Spelsberg T C, Wilson J T
Biochem J. 1976 Feb 15;154(2):439-48. doi: 10.1042/bj1540439.
Adult male rats, subjected either to sham operation or to hypophysectomy and adrenalectomy were maintained for 10 days before treatment with growth hormone. Results of the acute effects of growth hormone on the rat liver nuclear RNA polymerase I (nucleolar) and II (nucleoplasmic) activities as well as the chromatin template capacity were then studied and compared with the growth-hormone effects on the drug metabolism described in the preceding paper (Wilson & Spelsberg, 1976). 2. Conditions for isolation and storage of nuclei for maintenance of optimal polymerase activities are described. It is verified that the assays for polymerase activities require a DNA template, all four nucleoside triphosphates, and a bivalent cation, and that the acid-insoluble radioactive product represents RNA. Proof is presented that under high-salt conditions DNA-like RNA (polymerase II) is synthesized, and that under low-salt conditions in the presence of alpha-amanitin, rRNA (polymerase I) is synthesized. 3. In the livers of hypophysectomized/adrenalectomized rats, growth hormone increases the activity of both RNA polymerase enzymes and the chromatin template capacity within 1h after treatment. The effects last for 12h in the case of polymerase II but for only 6h in the case of polymerase I. Sham-operated rats respond to growth hormone in a manner somewhat similar to that shown by hypophysectomized/adrenalectomized rats. These results, which demonstrate an enhancement of RNA polymerase I activity in response to growth hormone, support those from other laboratories. 4. Growth-hormone enhancement of the chromatin template capacity in the liver of hypophysectomized/adrenalectomized rats contrasts with previous reports. The growth-hormone-induced de-repression of the chromatin DNA could represent the basis of the growth-hormone-induced enhancement of RNA polymerase II activity in the hypophysectomized/adrenalectomized rats, although some effect of growth-hormone on the polymerase enzymes is still suggested.
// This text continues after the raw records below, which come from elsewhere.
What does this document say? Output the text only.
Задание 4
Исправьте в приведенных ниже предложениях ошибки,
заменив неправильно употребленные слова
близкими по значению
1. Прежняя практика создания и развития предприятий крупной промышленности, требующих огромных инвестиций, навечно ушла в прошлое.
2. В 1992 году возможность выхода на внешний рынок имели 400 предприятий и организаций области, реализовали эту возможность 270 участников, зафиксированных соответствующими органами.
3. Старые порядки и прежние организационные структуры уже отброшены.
成年雄性大鼠,接受假手术或垂体切除及肾上腺切除术后,在给予生长激素治疗前维持10天。然后研究生长激素对大鼠肝细胞核RNA聚合酶I(核仁)和II(核质)活性以及染色质模板能力的急性影响,并与前文(Wilson & Spelsberg,1976)中所述的生长激素对药物代谢的影响进行比较。2. 描述了分离和储存细胞核以维持最佳聚合酶活性的条件。已证实,聚合酶活性测定需要DNA模板、所有四种核苷三磷酸和二价阳离子,且酸不溶性放射性产物代表RNA。有证据表明,在高盐条件下合成DNA样RNA(聚合酶II),在低盐条件下且存在α-鹅膏蕈碱时合成rRNA(聚合酶I)。3. 在垂体切除/肾上腺切除的大鼠肝脏中,生长激素在治疗后1小时内增加了两种RNA聚合酶的活性以及染色质模板能力。聚合酶II的作用持续12小时,而聚合酶I的作用仅持续6小时。假手术大鼠对生长激素的反应方式与垂体切除/肾上腺切除大鼠的反应方式有些相似。这些结果表明生长激素可增强RNA聚合酶I的活性,支持了其他实验室的研究结果。4. 生长激素增强垂体切除/肾上腺切除大鼠肝脏染色质模板能力的结果与先前的报道形成对比。生长激素诱导的染色质DNA去抑制可能是垂体切除/肾上腺切除大鼠中生长激素诱导的RNA聚合酶II活性增强的基础,尽管仍提示生长激素对聚合酶有一定作用。